BangladeshRM6.2 BillionCurrently designated “Safe” by the EU; risk of increased influx.
NepalRM5.9 BillionHighly dependent on these flows, which represent ~23% of their GDP.

This highlights a fundamental structural issue: while international aid provided to a host country circulates locally, stimulating sectors like retail and F&B, it represents a high-velocity, low-retention expenditure. Conversely, remittances act as a sustained wealth transfer that strengthens the economy of the origin country (e.g., Bangladesh), while Malaysia, the host nation, must absorb the hidden infrastructural and social costs of hosting that workforce.


Editor’s Take: The Strategic Impact of ‘Safe Third Country’ Designations

For the Malaysian business community, the EU’s expansion of the “Safe Third Country” (STC) mechanism introduces a new layer of complexity to ASEAN-EU relations. While Brussels frames these agreements as essential for regional stability and migration management, the long-term economic implications for host nations remain a subject of intense debate among policymakers.

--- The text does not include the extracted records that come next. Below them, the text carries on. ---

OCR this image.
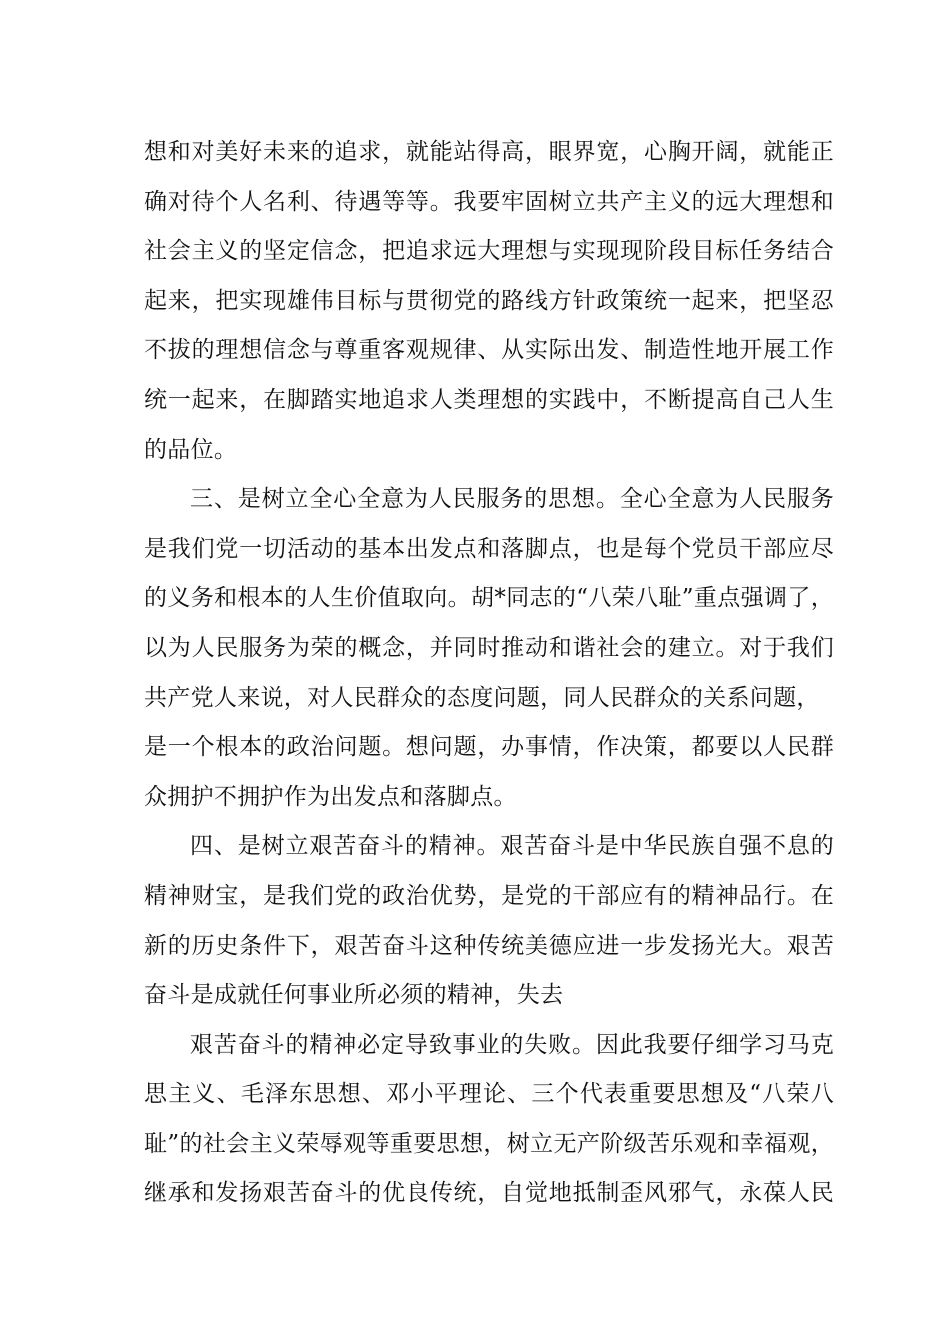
想和对美好未来的追求，就能站得高，眼界宽，心胸开阔，就能正
确对待个人名利、待遇等等。我要牢固树立共产主义的远大理想和
社会主义的坚定信念，把追求远大理想与实现现阶段目标任务结合
起来，把实现雄伟目标与贯彻党的路线方针政策统一起来，把坚忍
不拔的理想信念与尊重客观规律、从实际出发、制造性地开展工作
统一起来，在脚踏实地追求人类理想的实践中，不断提高自己人生
的品位。
三、是树立全心全意为人民服务的思想。全心全意为人民服务
是我们党一切活动的基本出发点和落脚点，也是每个党员干部应尽
的义务和根本的人生价值取向。胡*同志的“八荣八耻”重点强调了，
以为人民服务为荣的概念，并同时推动和谐社会的建立。对于我们
共产党人来说，对人民群众的态度问题，同人民群众的关系问题，
是一个根本的政治问题。想问题，办事情，作决策，都要以人民群
众拥护不拥护作为出发点和落脚点。
四、是树立艰苦奋斗的精神。艰苦奋斗是中华民族自强不息的
精神财宝，是我们党的政治优势，是党的干部应有的精神品行。在
新的历史条件下，艰苦奋斗这种传统美德应进一步发扬光大。艰苦
奋斗是成就任何事业所必须的精神，失去
艰苦奋斗的精神必定导致事业的失败。因此我要仔细学习马克
思主义、毛泽东思想、邓小平理论、三个代表重要思想及“八荣八
耻”的社会主义荣辱观等重要思想，树立无产阶级苦乐观和幸福观，
继承和发扬艰苦奋斗的优良传统，自觉地抵制歪风邪气，永葆人民
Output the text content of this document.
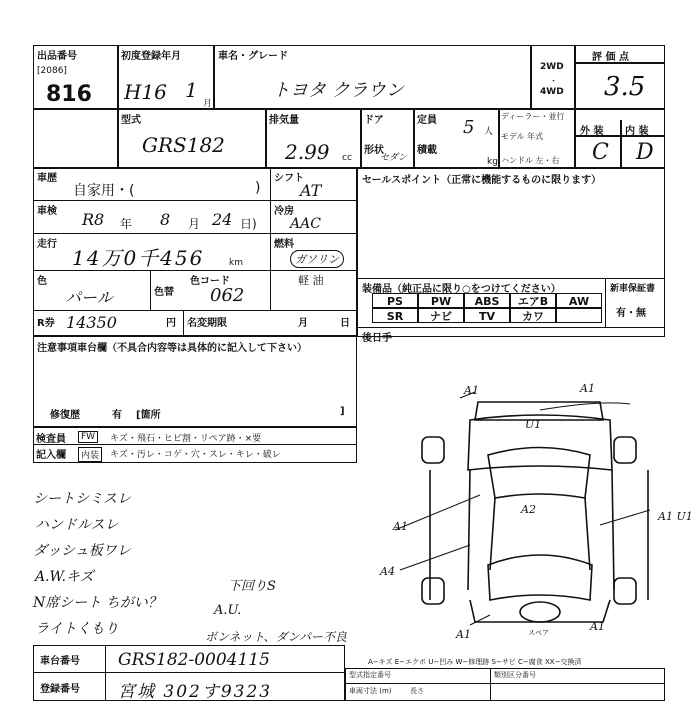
出品番号
[2086]
816
初度登録年月
H16 1
月
車名・グレード
トヨタ クラウン
2WD
・
4WD
評 価 点
3.5
型式
GRS182
排気量
2.99 cc
ドア
形状
セダン
定員 5 人
積載
kg
ディーラー・並行
モデル 年式
ハンドル 左・右
外 装 内 装
C D
車歴
自家用・(	)
シフト
AT
車検 R8 年 8 月 24 日)
冷房
AAC
走行
14万0千456	km
燃料
ガソリン
軽 油
色
パール	色替
色コード
062
R券 14350	円 名変期限	月	日
セールスポイント（正常に機能するものに限ります）
装備品（純正品に限り○をつけてください）	新車保証書
有・無
後日手
PS	PW	ABS	エアB	AW
SR	ナビ	TV	カワ
注意事項車台欄（不具合内容等は具体的に記入して下さい）
修復歴	有 [箇所	]
検査員
記入欄
FW	キズ・飛石・ヒビ割・リペア跡・×要
内装	キズ・汚レ・コゲ・穴・スレ・キレ・破レ
シートシミスレ
ハンドルスレ
ダッシュ板ワレ
A.W.キズ
N席シート ちがい？
ライトくもり
下回りS
A.U.
ボンネット、ダンパー不良
A1	A1
U1
A2
A1
A1 U1
A4
A1
A1
スペア
A−キズ E−エクボ U−凹み W−修理跡 S−サビ C−腐食 XX−交換済
車台番号 GRS182-0004115
登録番号 宮城 302す9323
型式指定番号	類別区分番号
車両寸法 (m)	長さ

The central tension lies in the trade-off between immediate fiscal incentives and structural economic goals. Critics of the STC framework point to a potential “divergence of focus”: where emerging markets are encouraged to prioritize detention and processing infrastructure over the technology transfers and trade equity necessary for high-income transitions.

For ASEAN, the challenge is twofold:

  • Fiscal Transparency: Assessing whether EU financial aid packages adequately cover the “hidden costs” of migration management, including impacts on local healthcare, housing, and wage growth.
  • Diplomatic Cohesion: Determining whether to engage in bilateral STC negotiations or to pursue a multilateral framework that ensures migration management does not come at the expense of regional “Rising Star” growth trajectories.